Il reato contestato è quello, pesantissimo, di abuso d’ufficio. La Procura che ha aperto il fascicolo è quella di Imperia. Indagata d’eccezione la Regione, che, se verrà condannata, potrebbe dover rimborsare ai liguri qualcosa come 50 milioni di euro. Sotto inchiesta è finita la manovra fiscale varata dalla giunta Burlando nel 2005, che secondo i magistrati imperiesi non rispetterebbe la progressività delle addizionali Ire (ex Irpef).

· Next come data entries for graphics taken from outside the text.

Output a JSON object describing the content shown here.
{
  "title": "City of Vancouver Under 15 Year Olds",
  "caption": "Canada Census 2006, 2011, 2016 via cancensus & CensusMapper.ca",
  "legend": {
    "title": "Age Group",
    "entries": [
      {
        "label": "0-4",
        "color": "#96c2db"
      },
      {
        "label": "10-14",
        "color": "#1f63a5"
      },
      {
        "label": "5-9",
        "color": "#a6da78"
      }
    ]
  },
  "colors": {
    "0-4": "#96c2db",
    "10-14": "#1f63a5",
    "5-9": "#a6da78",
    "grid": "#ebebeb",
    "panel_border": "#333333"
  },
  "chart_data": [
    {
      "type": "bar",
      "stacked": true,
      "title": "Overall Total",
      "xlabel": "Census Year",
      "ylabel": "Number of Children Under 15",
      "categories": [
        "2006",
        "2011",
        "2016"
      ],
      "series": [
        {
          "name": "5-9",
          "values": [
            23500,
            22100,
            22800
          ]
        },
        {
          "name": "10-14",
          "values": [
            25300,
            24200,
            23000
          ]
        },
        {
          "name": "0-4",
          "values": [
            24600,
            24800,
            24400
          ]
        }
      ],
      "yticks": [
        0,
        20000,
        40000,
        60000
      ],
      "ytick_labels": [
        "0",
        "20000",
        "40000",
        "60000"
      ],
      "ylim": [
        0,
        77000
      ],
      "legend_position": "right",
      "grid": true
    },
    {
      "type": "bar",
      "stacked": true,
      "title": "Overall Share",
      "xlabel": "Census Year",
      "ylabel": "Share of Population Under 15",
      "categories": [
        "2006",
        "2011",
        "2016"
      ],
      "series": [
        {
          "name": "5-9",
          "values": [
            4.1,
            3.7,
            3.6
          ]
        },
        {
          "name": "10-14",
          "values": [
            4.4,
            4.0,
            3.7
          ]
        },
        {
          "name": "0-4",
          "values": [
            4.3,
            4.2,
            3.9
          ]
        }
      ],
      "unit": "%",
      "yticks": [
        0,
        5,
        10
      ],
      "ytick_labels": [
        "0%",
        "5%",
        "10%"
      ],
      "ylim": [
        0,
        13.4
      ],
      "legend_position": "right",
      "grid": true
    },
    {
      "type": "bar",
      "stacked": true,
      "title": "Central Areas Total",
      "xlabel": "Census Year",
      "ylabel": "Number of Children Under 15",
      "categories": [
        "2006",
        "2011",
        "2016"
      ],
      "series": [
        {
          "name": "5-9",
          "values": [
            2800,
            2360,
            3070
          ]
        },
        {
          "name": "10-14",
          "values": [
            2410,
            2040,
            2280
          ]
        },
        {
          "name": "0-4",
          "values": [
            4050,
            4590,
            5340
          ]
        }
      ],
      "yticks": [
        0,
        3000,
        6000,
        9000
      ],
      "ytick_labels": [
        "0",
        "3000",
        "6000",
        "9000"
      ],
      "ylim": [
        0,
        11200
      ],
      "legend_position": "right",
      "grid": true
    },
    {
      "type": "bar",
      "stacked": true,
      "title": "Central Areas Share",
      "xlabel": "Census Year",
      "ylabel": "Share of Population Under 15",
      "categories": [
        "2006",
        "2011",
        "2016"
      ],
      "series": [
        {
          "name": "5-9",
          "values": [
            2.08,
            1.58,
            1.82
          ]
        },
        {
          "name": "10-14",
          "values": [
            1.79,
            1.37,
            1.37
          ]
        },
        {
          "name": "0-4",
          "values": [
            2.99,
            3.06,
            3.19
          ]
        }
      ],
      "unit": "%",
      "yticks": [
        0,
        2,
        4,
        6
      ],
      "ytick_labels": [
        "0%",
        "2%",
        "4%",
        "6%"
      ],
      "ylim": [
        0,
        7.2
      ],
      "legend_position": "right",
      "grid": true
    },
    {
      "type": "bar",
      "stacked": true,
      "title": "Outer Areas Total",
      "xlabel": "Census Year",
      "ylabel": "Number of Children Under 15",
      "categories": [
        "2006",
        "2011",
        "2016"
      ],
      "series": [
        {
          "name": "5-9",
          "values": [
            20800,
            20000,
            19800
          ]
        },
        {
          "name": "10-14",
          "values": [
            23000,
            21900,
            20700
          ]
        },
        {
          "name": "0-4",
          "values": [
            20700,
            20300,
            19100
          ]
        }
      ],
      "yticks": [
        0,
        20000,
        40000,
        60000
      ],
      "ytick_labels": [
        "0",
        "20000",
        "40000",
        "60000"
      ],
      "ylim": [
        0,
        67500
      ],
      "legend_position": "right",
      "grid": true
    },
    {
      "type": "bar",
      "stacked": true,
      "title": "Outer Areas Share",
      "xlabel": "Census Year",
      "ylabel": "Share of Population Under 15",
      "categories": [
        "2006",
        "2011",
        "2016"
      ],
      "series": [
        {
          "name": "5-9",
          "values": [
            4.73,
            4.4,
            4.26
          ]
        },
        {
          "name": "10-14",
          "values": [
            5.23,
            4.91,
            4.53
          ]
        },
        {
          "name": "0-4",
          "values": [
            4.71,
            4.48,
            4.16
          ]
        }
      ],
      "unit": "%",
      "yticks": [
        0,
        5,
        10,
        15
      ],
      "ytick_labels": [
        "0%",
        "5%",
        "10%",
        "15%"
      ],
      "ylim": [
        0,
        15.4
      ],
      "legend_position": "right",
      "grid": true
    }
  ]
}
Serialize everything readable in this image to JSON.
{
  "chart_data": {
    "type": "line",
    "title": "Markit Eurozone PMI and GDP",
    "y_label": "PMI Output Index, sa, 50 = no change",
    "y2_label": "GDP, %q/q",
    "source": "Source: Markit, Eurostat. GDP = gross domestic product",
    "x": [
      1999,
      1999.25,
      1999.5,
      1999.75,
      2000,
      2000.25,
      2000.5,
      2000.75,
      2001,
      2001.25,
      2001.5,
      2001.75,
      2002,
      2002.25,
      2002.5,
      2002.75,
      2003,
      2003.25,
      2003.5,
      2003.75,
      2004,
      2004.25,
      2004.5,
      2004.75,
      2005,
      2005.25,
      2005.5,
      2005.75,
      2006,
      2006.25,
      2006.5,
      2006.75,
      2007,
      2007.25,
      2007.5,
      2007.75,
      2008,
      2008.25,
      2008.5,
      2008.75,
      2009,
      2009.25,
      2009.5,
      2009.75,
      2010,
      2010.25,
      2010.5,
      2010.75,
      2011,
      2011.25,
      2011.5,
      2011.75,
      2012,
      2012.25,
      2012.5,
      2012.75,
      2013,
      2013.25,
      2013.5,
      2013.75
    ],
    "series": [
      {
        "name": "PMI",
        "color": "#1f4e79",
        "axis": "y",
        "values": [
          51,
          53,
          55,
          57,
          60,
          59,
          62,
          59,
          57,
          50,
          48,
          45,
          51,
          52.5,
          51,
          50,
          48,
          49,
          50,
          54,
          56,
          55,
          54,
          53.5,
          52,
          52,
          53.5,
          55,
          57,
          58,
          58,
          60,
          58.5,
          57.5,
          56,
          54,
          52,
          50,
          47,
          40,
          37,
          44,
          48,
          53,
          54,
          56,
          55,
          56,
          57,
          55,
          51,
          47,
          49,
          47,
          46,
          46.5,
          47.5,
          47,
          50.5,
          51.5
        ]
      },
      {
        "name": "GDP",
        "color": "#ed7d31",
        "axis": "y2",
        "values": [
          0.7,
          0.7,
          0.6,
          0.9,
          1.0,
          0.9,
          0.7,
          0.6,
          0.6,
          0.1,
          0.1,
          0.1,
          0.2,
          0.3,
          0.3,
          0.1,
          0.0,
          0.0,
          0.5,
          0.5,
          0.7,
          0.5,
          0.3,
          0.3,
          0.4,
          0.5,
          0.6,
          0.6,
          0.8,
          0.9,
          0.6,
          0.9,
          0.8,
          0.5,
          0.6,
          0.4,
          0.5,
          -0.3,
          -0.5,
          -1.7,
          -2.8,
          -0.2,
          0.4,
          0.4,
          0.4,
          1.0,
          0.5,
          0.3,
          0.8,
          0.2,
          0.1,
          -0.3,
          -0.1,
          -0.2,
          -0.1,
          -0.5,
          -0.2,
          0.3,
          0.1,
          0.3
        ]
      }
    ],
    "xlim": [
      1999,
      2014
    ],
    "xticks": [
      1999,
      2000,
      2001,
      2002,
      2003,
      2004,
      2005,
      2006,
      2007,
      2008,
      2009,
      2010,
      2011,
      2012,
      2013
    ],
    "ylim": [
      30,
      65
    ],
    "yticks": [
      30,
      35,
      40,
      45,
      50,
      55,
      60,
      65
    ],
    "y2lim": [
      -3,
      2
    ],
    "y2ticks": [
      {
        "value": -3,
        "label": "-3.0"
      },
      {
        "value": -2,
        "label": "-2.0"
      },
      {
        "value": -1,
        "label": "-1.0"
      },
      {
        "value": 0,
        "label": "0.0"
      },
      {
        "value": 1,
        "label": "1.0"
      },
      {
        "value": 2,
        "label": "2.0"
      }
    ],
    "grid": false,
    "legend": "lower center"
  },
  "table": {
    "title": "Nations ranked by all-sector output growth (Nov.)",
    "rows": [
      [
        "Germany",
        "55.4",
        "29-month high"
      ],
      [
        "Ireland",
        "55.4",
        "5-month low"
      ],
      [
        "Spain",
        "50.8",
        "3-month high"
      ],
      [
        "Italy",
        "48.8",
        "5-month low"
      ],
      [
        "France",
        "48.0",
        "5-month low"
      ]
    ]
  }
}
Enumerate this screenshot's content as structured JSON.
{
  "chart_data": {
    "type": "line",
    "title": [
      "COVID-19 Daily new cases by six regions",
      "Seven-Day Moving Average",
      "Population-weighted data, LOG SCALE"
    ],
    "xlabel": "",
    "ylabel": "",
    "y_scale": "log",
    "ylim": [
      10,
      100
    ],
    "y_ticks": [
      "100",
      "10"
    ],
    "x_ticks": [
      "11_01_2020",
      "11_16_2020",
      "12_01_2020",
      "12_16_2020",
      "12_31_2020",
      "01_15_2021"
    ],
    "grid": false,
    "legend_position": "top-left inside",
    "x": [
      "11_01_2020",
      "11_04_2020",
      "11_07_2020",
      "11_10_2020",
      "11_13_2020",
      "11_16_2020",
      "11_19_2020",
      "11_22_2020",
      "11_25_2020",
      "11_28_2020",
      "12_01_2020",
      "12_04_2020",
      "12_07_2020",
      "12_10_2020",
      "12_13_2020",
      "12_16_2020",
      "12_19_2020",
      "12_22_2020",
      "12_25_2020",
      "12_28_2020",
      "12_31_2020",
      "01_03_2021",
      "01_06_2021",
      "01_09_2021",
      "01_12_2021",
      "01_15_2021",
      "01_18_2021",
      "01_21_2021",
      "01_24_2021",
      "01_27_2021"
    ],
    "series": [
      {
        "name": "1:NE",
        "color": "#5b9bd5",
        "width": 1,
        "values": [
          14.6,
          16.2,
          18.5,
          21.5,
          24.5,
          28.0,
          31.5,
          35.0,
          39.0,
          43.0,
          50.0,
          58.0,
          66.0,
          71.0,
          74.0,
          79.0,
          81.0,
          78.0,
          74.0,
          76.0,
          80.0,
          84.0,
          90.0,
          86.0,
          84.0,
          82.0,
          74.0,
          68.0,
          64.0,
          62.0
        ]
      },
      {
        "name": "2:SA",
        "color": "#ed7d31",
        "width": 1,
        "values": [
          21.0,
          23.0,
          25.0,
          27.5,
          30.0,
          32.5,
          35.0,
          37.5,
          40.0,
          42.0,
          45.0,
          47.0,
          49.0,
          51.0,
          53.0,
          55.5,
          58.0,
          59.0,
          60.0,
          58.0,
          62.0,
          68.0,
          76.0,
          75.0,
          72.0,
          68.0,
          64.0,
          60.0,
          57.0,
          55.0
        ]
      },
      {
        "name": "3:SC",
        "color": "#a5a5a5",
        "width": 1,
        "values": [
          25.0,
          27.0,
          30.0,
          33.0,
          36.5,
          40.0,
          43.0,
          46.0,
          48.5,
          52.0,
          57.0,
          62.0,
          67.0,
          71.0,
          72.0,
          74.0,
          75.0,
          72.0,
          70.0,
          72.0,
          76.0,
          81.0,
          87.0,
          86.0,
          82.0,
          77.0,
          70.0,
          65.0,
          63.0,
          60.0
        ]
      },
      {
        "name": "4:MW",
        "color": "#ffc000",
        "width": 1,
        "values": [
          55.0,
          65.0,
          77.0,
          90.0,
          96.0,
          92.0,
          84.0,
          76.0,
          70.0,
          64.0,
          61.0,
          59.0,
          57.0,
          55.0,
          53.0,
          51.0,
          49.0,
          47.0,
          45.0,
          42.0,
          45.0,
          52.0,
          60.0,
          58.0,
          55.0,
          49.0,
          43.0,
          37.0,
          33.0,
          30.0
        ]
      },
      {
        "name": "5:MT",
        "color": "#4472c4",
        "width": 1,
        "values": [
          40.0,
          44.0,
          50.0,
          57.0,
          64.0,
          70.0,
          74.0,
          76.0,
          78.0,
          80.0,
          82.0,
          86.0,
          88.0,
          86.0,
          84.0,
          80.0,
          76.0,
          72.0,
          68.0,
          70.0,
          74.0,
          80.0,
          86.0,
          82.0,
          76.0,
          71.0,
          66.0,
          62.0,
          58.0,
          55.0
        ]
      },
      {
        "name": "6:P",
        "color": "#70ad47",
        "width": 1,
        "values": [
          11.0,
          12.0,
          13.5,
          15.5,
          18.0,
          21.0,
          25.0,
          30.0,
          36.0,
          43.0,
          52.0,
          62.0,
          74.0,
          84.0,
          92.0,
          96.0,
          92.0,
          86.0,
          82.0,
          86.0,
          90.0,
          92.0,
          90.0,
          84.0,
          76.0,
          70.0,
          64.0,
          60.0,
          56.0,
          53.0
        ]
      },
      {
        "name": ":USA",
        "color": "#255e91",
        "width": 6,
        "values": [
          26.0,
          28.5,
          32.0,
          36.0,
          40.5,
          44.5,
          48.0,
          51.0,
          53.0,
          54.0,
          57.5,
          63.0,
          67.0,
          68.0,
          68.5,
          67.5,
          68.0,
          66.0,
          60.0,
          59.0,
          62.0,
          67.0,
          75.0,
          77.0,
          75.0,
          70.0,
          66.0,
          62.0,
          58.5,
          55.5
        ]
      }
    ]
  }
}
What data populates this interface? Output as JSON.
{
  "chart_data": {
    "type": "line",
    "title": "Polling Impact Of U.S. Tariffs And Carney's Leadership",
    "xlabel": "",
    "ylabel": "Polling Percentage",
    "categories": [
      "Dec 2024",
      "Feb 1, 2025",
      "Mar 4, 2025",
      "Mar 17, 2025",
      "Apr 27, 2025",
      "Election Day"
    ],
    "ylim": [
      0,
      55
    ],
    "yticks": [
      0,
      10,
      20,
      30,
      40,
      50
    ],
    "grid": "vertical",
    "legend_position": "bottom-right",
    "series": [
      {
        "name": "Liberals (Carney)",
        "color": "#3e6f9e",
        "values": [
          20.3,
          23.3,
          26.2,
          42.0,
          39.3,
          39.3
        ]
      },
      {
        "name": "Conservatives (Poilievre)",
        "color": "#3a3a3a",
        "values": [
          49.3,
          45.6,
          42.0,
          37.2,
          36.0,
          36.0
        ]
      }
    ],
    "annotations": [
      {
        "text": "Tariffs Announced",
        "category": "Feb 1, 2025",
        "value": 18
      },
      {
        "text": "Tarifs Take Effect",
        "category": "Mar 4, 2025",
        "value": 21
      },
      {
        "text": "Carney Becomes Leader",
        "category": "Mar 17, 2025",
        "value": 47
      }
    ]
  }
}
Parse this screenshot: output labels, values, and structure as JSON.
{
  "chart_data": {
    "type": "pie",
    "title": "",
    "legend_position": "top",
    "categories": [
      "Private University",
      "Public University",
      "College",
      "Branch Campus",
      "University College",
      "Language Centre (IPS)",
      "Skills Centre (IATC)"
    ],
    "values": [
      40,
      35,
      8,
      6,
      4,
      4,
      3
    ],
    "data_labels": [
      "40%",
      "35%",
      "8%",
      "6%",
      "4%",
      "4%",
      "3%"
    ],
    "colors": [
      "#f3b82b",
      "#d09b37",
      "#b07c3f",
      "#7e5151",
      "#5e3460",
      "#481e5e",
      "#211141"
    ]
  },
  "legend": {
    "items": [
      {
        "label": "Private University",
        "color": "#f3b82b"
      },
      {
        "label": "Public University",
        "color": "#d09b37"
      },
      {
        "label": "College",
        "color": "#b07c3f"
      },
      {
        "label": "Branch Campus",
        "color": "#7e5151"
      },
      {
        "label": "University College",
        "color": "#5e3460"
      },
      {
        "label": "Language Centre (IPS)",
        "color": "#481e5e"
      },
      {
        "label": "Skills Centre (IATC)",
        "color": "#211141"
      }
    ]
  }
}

La legge regionale prevede tre aliquote, tutte su base imponibile. La prima dello 0,9 per i redditi fino a 13mila euro, la seconda dell’1,25 per i redditi fino a 20mila euro, la terza dell’1,4 per i redditi superiori ai 20mila euro. L’esempio è presto fatto: chi guadagna 21mila euro, secondo la Regione, che così ha applicato la tassazione, deve pagare l’1,4 sul reddito complessivo. Secondo la Procura invece dovrebbe pagare le tre aliquote scaglionate, e quindi l’1,4 solo sui mille euro eccedenti i 20mila. Nei giorni scorsi le prime verifiche sono state affidate alla Guardia di Finanza, che per prima cosa ha raccolto informazioni negli uffici di alcuni Comuni. Ieri l’assessore al Bilancio Giovanni Battista Pittaluga non è caduto dalle nuvole, non fosse altro che, ai tempi caldi del varo della manovra, a fargli notare la stortura dell’applicazione della legge era stato, e con toni affatto morbidi, Marco Nesci il capogruppo di Rifondazione comunista. All’epoca l’assessore aveva risposto che no, «il reddito alla base delle aliquote è ovviamente il reddito complessivo, come stabilito dall’articolo 50 del decreto legislativo 446 del 1997». Ieri, Nesci ha chiesto le dimissioni dell’assessore: «Se la Procura dimostrerà che avevo ragione io, Pittaluga deve andare a casa, e i 50 milioni di euro dovrà essere lui, non la Regione, a restituirli ai liguri».
Toni d’accusa anche da parte di Gabriele Saldo di Forza Italia, che da tempo attende risposta a un’interpellanza proprio sulle addizionali, e da parte di Matteo Marcenaro dell’Udc. Con Nesci, Marcenaro, all’epoca nel gruppo della Lista Biasotti, era stato il primo a segnalare le anomalie dello scaglionamento. Aveva parlato nove ore, durante l’ostruzionismo di tre giorni e tre notti del centrodestra in consiglio regionale, segnalando fra l’altro che chi guadagnava 13001 euro avrebbe pagato come chi ne avesse guadagnati 20mila. «Solo adesso, un anno dopo, la giunta ha corretto la manovra con una clausola di salvaguardia, dandomi atto pubblicamente che avevo ragione - spiega -. Se mi avessero ascoltato sulla progressività invece di farmi sgolare a vuoto, oggi non si ritroverebbero con un’accusa di abuso d’ufficio».